|
El polo estratégico A la vista de las consecuencias
de las elecciones vascas, el gran juego de la política vasca
está marcando continuidades sustanciales: la consolidación de la espiral
que enfrenta a quienes hacen de Euskadi cuestión
de Estado y a quienes quieren que nuestro país sea foco
de antiEstado. Aunque, también se han
producido modificaciones decisivas que afectan directamente al lugar
que ocupan las fuerzas políticas más importantes y, consecuentemente,
al papel que estas desempeñan, papel que a partir de estas elecciones
puede ser muy diferente.
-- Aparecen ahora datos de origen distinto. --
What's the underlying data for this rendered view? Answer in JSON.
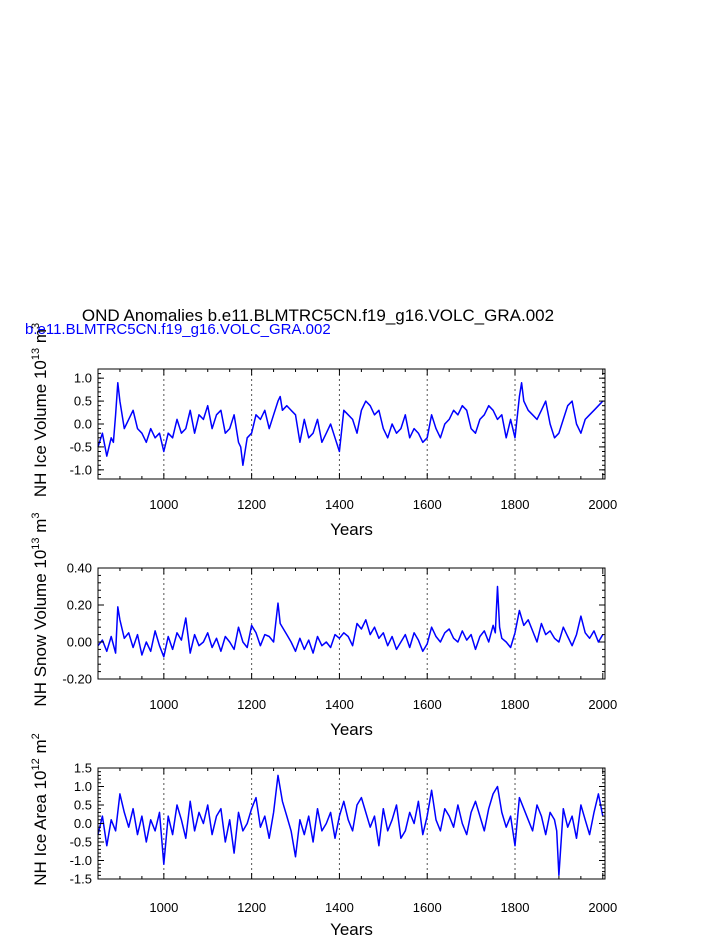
{
  "title": "OND Anomalies b.e11.BLMTRC5CN.f19_g16.VOLC_GRA.002",
  "subtitle": "b.e11.BLMTRC5CN.f19_g16.VOLC_GRA.002",
  "colors": {
    "line": "#0000ff",
    "subtitle": "#0000ff",
    "axis": "#000000",
    "grid": "#555555"
  },
  "chart_data": [
    {
      "type": "line",
      "ylabel_main": "NH Ice Volume 10",
      "ylabel_exp1": "13",
      "ylabel_unit": " m",
      "ylabel_exp2": "3",
      "xlabel": "Years",
      "xlim": [
        850,
        2005
      ],
      "ylim": [
        -1.2,
        1.2
      ],
      "x_ticks": [
        "1000",
        "1200",
        "1400",
        "1600",
        "1800",
        "2000"
      ],
      "y_ticks": [
        "1.0",
        "0.5",
        "0.0",
        "-0.5",
        "-1.0"
      ],
      "grid_x": [
        1000,
        1200,
        1400,
        1600,
        1800
      ],
      "series": [
        {
          "x": [
            850,
            860,
            870,
            880,
            885,
            890,
            895,
            900,
            910,
            920,
            930,
            940,
            950,
            960,
            970,
            980,
            990,
            1000,
            1010,
            1020,
            1030,
            1040,
            1050,
            1060,
            1070,
            1080,
            1090,
            1100,
            1110,
            1120,
            1130,
            1140,
            1150,
            1160,
            1170,
            1175,
            1180,
            1190,
            1200,
            1210,
            1220,
            1230,
            1240,
            1250,
            1260,
            1265,
            1270,
            1280,
            1290,
            1300,
            1310,
            1320,
            1330,
            1340,
            1350,
            1360,
            1370,
            1380,
            1390,
            1400,
            1410,
            1420,
            1430,
            1440,
            1450,
            1460,
            1470,
            1480,
            1490,
            1500,
            1510,
            1520,
            1530,
            1540,
            1550,
            1560,
            1570,
            1580,
            1590,
            1600,
            1610,
            1620,
            1630,
            1640,
            1650,
            1660,
            1670,
            1680,
            1690,
            1700,
            1710,
            1720,
            1730,
            1740,
            1750,
            1760,
            1770,
            1780,
            1790,
            1800,
            1810,
            1815,
            1820,
            1830,
            1840,
            1850,
            1860,
            1870,
            1880,
            1890,
            1900,
            1910,
            1920,
            1930,
            1940,
            1950,
            1960,
            1970,
            1980,
            1990,
            2000
          ],
          "y": [
            -0.5,
            -0.2,
            -0.7,
            -0.3,
            -0.4,
            0.2,
            0.9,
            0.5,
            -0.1,
            0.1,
            0.3,
            -0.1,
            -0.2,
            -0.4,
            -0.1,
            -0.3,
            -0.2,
            -0.6,
            -0.2,
            -0.3,
            0.1,
            -0.2,
            -0.1,
            0.3,
            -0.2,
            0.2,
            0.1,
            0.4,
            -0.1,
            0.2,
            0.3,
            -0.2,
            -0.1,
            0.2,
            -0.4,
            -0.5,
            -0.9,
            -0.3,
            -0.2,
            0.2,
            0.1,
            0.3,
            -0.1,
            0.2,
            0.5,
            0.6,
            0.3,
            0.4,
            0.3,
            0.2,
            -0.4,
            0.1,
            -0.3,
            -0.2,
            0.1,
            -0.4,
            -0.2,
            0.0,
            -0.3,
            -0.6,
            0.3,
            0.2,
            0.1,
            -0.2,
            0.3,
            0.5,
            0.4,
            0.2,
            0.3,
            -0.1,
            -0.3,
            0.0,
            -0.2,
            -0.1,
            0.2,
            -0.3,
            -0.1,
            -0.2,
            -0.4,
            -0.3,
            0.2,
            -0.1,
            -0.3,
            0.0,
            0.1,
            0.3,
            0.2,
            0.4,
            0.3,
            -0.1,
            -0.2,
            0.1,
            0.2,
            0.4,
            0.3,
            0.1,
            0.2,
            -0.3,
            0.1,
            -0.3,
            0.6,
            0.9,
            0.5,
            0.3,
            0.2,
            0.1,
            0.3,
            0.5,
            0.0,
            -0.3,
            -0.2,
            0.1,
            0.4,
            0.5,
            0.0,
            -0.2,
            0.1,
            0.2,
            0.3,
            0.4,
            0.5
          ]
        }
      ]
    },
    {
      "type": "line",
      "ylabel_main": "NH Snow Volume 10",
      "ylabel_exp1": "13",
      "ylabel_unit": " m",
      "ylabel_exp2": "3",
      "xlabel": "Years",
      "xlim": [
        850,
        2005
      ],
      "ylim": [
        -0.2,
        0.4
      ],
      "x_ticks": [
        "1000",
        "1200",
        "1400",
        "1600",
        "1800",
        "2000"
      ],
      "y_ticks": [
        "0.40",
        "0.20",
        "0.00",
        "-0.20"
      ],
      "grid_x": [
        1000,
        1200,
        1400,
        1600,
        1800
      ],
      "series": [
        {
          "x": [
            850,
            860,
            870,
            880,
            890,
            895,
            900,
            910,
            920,
            930,
            940,
            950,
            960,
            970,
            980,
            990,
            1000,
            1010,
            1020,
            1030,
            1040,
            1050,
            1060,
            1070,
            1080,
            1090,
            1100,
            1110,
            1120,
            1130,
            1140,
            1150,
            1160,
            1170,
            1180,
            1190,
            1200,
            1210,
            1220,
            1230,
            1240,
            1250,
            1260,
            1265,
            1270,
            1280,
            1290,
            1300,
            1310,
            1320,
            1330,
            1340,
            1350,
            1360,
            1370,
            1380,
            1390,
            1400,
            1410,
            1420,
            1430,
            1440,
            1450,
            1460,
            1470,
            1480,
            1490,
            1500,
            1510,
            1520,
            1530,
            1540,
            1550,
            1560,
            1570,
            1580,
            1590,
            1600,
            1610,
            1620,
            1630,
            1640,
            1650,
            1660,
            1670,
            1680,
            1690,
            1700,
            1710,
            1720,
            1730,
            1740,
            1750,
            1755,
            1760,
            1765,
            1770,
            1780,
            1790,
            1800,
            1810,
            1820,
            1830,
            1840,
            1850,
            1860,
            1870,
            1880,
            1890,
            1900,
            1910,
            1920,
            1930,
            1940,
            1950,
            1960,
            1970,
            1980,
            1990,
            2000
          ],
          "y": [
            -0.02,
            0.01,
            -0.05,
            0.03,
            -0.06,
            0.19,
            0.12,
            0.02,
            0.05,
            -0.03,
            0.04,
            -0.07,
            0.0,
            -0.05,
            0.06,
            -0.02,
            -0.08,
            0.03,
            -0.04,
            0.05,
            0.01,
            0.13,
            -0.06,
            0.04,
            -0.02,
            0.0,
            0.05,
            -0.03,
            0.02,
            -0.05,
            0.03,
            0.0,
            -0.04,
            0.08,
            0.0,
            -0.03,
            0.09,
            0.05,
            -0.02,
            0.04,
            0.03,
            0.0,
            0.21,
            0.1,
            0.08,
            0.04,
            0.0,
            -0.05,
            0.02,
            -0.04,
            0.01,
            -0.06,
            0.03,
            -0.02,
            0.0,
            -0.03,
            0.04,
            0.02,
            0.05,
            0.03,
            -0.02,
            0.1,
            0.07,
            0.12,
            0.04,
            0.08,
            0.02,
            0.05,
            -0.02,
            0.03,
            -0.04,
            0.0,
            0.04,
            -0.03,
            0.05,
            0.01,
            -0.05,
            -0.01,
            0.08,
            0.03,
            0.0,
            0.05,
            0.07,
            0.02,
            0.0,
            0.06,
            0.01,
            0.04,
            -0.04,
            0.03,
            0.06,
            0.0,
            0.09,
            0.05,
            0.3,
            0.08,
            0.02,
            0.0,
            -0.03,
            0.05,
            0.17,
            0.09,
            0.12,
            0.06,
            0.0,
            0.1,
            0.04,
            0.06,
            0.02,
            0.0,
            0.08,
            0.03,
            -0.02,
            0.04,
            0.14,
            0.05,
            0.02,
            0.06,
            0.0,
            0.04
          ]
        }
      ]
    },
    {
      "type": "line",
      "ylabel_main": "NH Ice Area 10",
      "ylabel_exp1": "12",
      "ylabel_unit": " m",
      "ylabel_exp2": "2",
      "xlabel": "Years",
      "xlim": [
        850,
        2005
      ],
      "ylim": [
        -1.5,
        1.5
      ],
      "x_ticks": [
        "1000",
        "1200",
        "1400",
        "1600",
        "1800",
        "2000"
      ],
      "y_ticks": [
        "1.5",
        "1.0",
        "0.5",
        "0.0",
        "-0.5",
        "-1.0",
        "-1.5"
      ],
      "grid_x": [
        1000,
        1200,
        1400,
        1600,
        1800
      ],
      "series": [
        {
          "x": [
            850,
            860,
            870,
            880,
            890,
            900,
            910,
            920,
            930,
            940,
            950,
            960,
            970,
            980,
            990,
            1000,
            1010,
            1020,
            1030,
            1040,
            1050,
            1060,
            1070,
            1080,
            1090,
            1100,
            1110,
            1120,
            1130,
            1140,
            1150,
            1160,
            1170,
            1180,
            1190,
            1200,
            1210,
            1220,
            1230,
            1240,
            1250,
            1260,
            1270,
            1280,
            1290,
            1300,
            1310,
            1320,
            1330,
            1340,
            1350,
            1360,
            1370,
            1380,
            1390,
            1400,
            1410,
            1420,
            1430,
            1440,
            1450,
            1460,
            1470,
            1480,
            1490,
            1500,
            1510,
            1520,
            1530,
            1540,
            1550,
            1560,
            1570,
            1580,
            1590,
            1600,
            1610,
            1620,
            1630,
            1640,
            1650,
            1660,
            1670,
            1680,
            1690,
            1700,
            1710,
            1720,
            1730,
            1740,
            1750,
            1760,
            1770,
            1780,
            1790,
            1800,
            1810,
            1820,
            1830,
            1840,
            1850,
            1860,
            1870,
            1880,
            1890,
            1895,
            1900,
            1910,
            1920,
            1930,
            1940,
            1950,
            1960,
            1970,
            1980,
            1990,
            2000
          ],
          "y": [
            -0.3,
            0.2,
            -0.6,
            0.1,
            -0.2,
            0.8,
            0.3,
            -0.1,
            0.4,
            -0.3,
            0.2,
            -0.5,
            0.1,
            -0.2,
            0.3,
            -1.1,
            0.2,
            -0.3,
            0.5,
            0.1,
            -0.4,
            0.6,
            -0.2,
            0.3,
            0.0,
            0.5,
            -0.3,
            0.2,
            0.4,
            -0.5,
            0.1,
            -0.8,
            0.3,
            -0.2,
            0.0,
            0.4,
            0.7,
            -0.1,
            0.2,
            -0.4,
            0.3,
            1.3,
            0.6,
            0.2,
            -0.2,
            -0.9,
            0.1,
            -0.3,
            0.2,
            -0.5,
            0.4,
            -0.2,
            0.0,
            0.3,
            -0.4,
            0.2,
            0.6,
            0.1,
            -0.2,
            0.5,
            0.7,
            0.3,
            -0.1,
            0.2,
            -0.6,
            0.4,
            -0.2,
            0.1,
            0.5,
            -0.4,
            -0.2,
            0.3,
            0.0,
            0.6,
            -0.3,
            0.2,
            0.9,
            0.1,
            -0.2,
            0.4,
            0.2,
            -0.1,
            0.5,
            0.0,
            -0.3,
            0.3,
            0.6,
            0.2,
            -0.2,
            0.4,
            0.8,
            1.0,
            0.3,
            -0.1,
            0.2,
            -0.6,
            0.7,
            0.4,
            0.1,
            -0.2,
            0.5,
            0.2,
            -0.3,
            0.3,
            0.1,
            -0.2,
            -1.4,
            0.4,
            -0.1,
            0.2,
            -0.4,
            0.5,
            0.1,
            -0.3,
            0.3,
            0.8,
            0.2
          ]
        }
      ]
    }
  ]
}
Uno de los cambios más importantes
que se ha producido afecta al inquilinato del Gobierno Vasco. Y este
es un tema importante por varias razones. El nacionalismo había cifrado
casi toda su expectativa de contribuir a superar la dialéctica Estado/antiEstado en la conservación del poder institucional vasco,
con imagen y cualidades de Estado, abandonando pretensiones de organizar
de una sociedad fuerte, articulada, ámbito en el que se ha movido mejor
el antiEstado. Desde el Gobierno, el nacionalismo
ha tenido éxito prácticamente en todos los terrenos, cultural, económico
y político, al representar su acción en ese justo medio,
en ese cauce central donde se cimenta la armonía
social, a recaudo de las tentaciones de orillarse y fragmentar la sociedad.
Hoy, sin el Gobierno, el nacionalismo se encuentra sin el instrumento
de cauce central. El Gobierno, por el contrario,
se ha conformado con criterio de Estado. El pacto imposible ha sido
posible: el nacionalismo vasco había de ser derrotado o domesticado,
inaccesible esta opción, el nacionalismo vasco ha sido derrotado. Hasta
los graves problemas de gobernabilidad de España han cedido paso a este
acontecimiento histórico: en Ajuriaenea se
sentará al fin un político leal al Estado. El antiEstado
lo ha identificado ya así: el Estado está nítidamente identificado en
Gasteiz-Ajuriaenea, sólo hay dos
proyectos, el del Estado burgués y el independentista antiEstado
como dice el responsable de relaciones exteriores de Batasuna
Iñaki Gil de San Vicente el 31 de marzo del 2009 hay que acabar con el Estado burgués y hay que crear uno, dos, tres
cien Estados obreros y populares, independientes e internacionalistas;
Y Arnaldo Otegi en una entrevista del 30 de
noviembre: construir un Estado desde la izquierda.
Para ello, las palabras más repetidas son, una y estrategia:
una estrategia eficaz (Otegi,
misma entrevista y siguientes comparecencias, Antxon
Etxebeste, vísperas Aberri
eguna)), una estrategia nacional (Eztabaidagunea, aberri eguna), estrategia
única (ETA, aberri eguna).
Hay que construir un muro
(ETA, durante el Aberri Eguna),
una línea de frente que busca fracturar el país, entre amigos y enemigos,
víctimas y verdugos,
Ambas estrategias confluyen
en la espiral o el foco. Confluyen y luchan, combaten antagónicamente
entre ellas, el Estado reconoce en el antiEstado
su mayor enemigo y el antiEstado lo hace en
el Estado. El mensaje de ambos al nacionalismo
vasco es el mismo: o conmigo o contra mí. Es un emplazamiento
que acarrea graves riesgos a un nacionalismo, hoy más institucional
(así se le llega a llamar, lamentablemente) que social, que ve como
esa perdida institucional (parcial) le sitúa con menos margen de maniobra
política para enfrentarse a la espiral entre Guatemala y Guatepeor.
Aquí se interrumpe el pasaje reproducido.